Amit Biran, 30, his wife Tal Peleg-Biran, 26, and their two-year-old son died in the cable car disaster. Photo / Facebook
The sole survivor from Italy's devastating cable-car crash is a 5-year-old boy who lost his entire family in the accident.
The little boy lost his mother, father, 2-year-old brother and grandparents in the tragedy in northern Italy.
Investigators are trying to work out what went wrong with the cable car, which plunged about 20m to the ground as it was approaching the top of a mountain overlooking Lake Maggiore in the northern region of Piedmont.
The family, who were Israeli, were among the 14 people who died in the accident. The other victims were all Italian, with the exception of a young man of Iranian origin.
The Israelis were named as father Amit Biran, 30, who was studying medicine, his wife Tal Peleg-Biran, 26, and their 2-year-old son Tom, who all lived in the Italian city of Pavia.
The toddler died after multiple efforts to restart his heart failed, doctors said.
Tal Peleg-Bilan's grandparents, Barbara Cohen Konisky, 71, and Yitzhak Cohen, 81, from Tel Aviv, also died.
They were visiting from Israel and had come to Italy seeking a respite from the recent violence, which saw Hamas fire hundreds of rockets towards cities such as Tel Aviv while Israeli forces launched attacks on the Gaza Strip.
"Yitzhak and Barbara wanted to see the great-grandchildren. Rockets were falling in Israel and they thought, 'What can happen in Italy?'" said Aya Biran, the sister of Amit Biran.
The 5-year-old boy, Eitan Biran, is in a critical condition in hospital in Turin. Giovanni La Valle, the director of the hospital, said doctors were following the child's condition "minute by minute".
"We await the next 48 hours, the situation is critical but there's still hope."
He was the only person to survive when the cable car plummeted from its wires, smashed into the ground and rolled two or three times before being blocked by pine trees on the slopes of the mountain.

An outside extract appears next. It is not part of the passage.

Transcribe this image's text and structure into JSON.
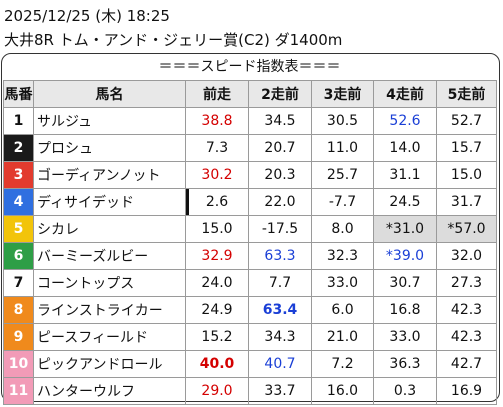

The Israeli foreign ministry said that his aunt – the sister of his father – was by his side and other members of the family were due to arrive from Israel on Monday.
Milo Hatzbani, the president of the Jewish community in Milan, said the collapse of the cable car was "a great disaster".
"I know the father well, I spoke to him last Friday. He told me he decided to go for a trip with the children and with the grandparents who came from Israel," he told Israel's Army Radio.
The 20-minute cable car ride links the town of Stresa, on the shores of Lake Maggiore, with the 1500m summit of Mottarone mountain, where visitors enjoy hiking and biking trails as well as magnificent views of the Alps.
Preliminary reports suggest that, as the cable car was a few hundred yards from its destination on the mountain summit, a cable broke.
The cabin went into a rapid reversal, slammed into a pylon and then plummeted to the ground.
Investigators want to know why the cable car's emergency brake mechanism did not work.
Prosecutors have opened an investigation into suspected involuntary manslaughter and negligence.
"We are starting from the empirical evidence. The cable sheared and the system of safety brakes clearly did not work," said Olimpia Bossi, a prosecutor.
There may have been two factors responsible for the tragedy, said Matteo Gasparini, the regional head of the alpine rescue service.
"They are all suppositions, but I think there has been a double problem, the breakup of the cable and the non-working of the emergency brake," he told Italian newspaper La Stampa. "We don't know why it didn't activate, while in the downstream car it worked."
The cable car route was renovated between 2014 and 2016 at a cost of around €4 million.
It had only recently reopened after the pandemic forced the closure of ski lifts and mountain resorts across Italy.
Enrico Giovannini, Italy's transport minister, visited the site of the disaster on Monday.
He said the aim of the investigative commission would be to "ensure this never happens again".
The transport ministry said that after the funicular line's renovation, a full maintenance check was performed in 2017.
Late last year, further inspections were performed on the cables themselves, including magnetic inspections on the primary cables of the lift: the cable that pulls the cabin up the mountain, the support cable that holds the car and the rescue cables.
The cable car hit the ground with such impact that several bodies were hurled into the forest, rescuers said.
Among the other victims were an Italian researcher, Serena Consentino, and her Iranian-born companion, Mohammadreza Shahaisavandi.
Serenas Consentino had a research grant at Italy's National Council of Research, a well respected body.
Also killed at the scene were Vittorio Zorloni and his wife, Elisabetta Persanini. Their 6-year-old son, Mattia, died at Regina Margherita after multiple efforts to restart his heart, hospital officials said.
Another couple, Roberta Pistolato and Angelo Vito Gasparro were celebrating Gasparro's 45th birthday.
According to La Stampa, Pistolato texted her sister in Puglia shortly before the tragedy: "We're going up in the funicular. It's paradise here."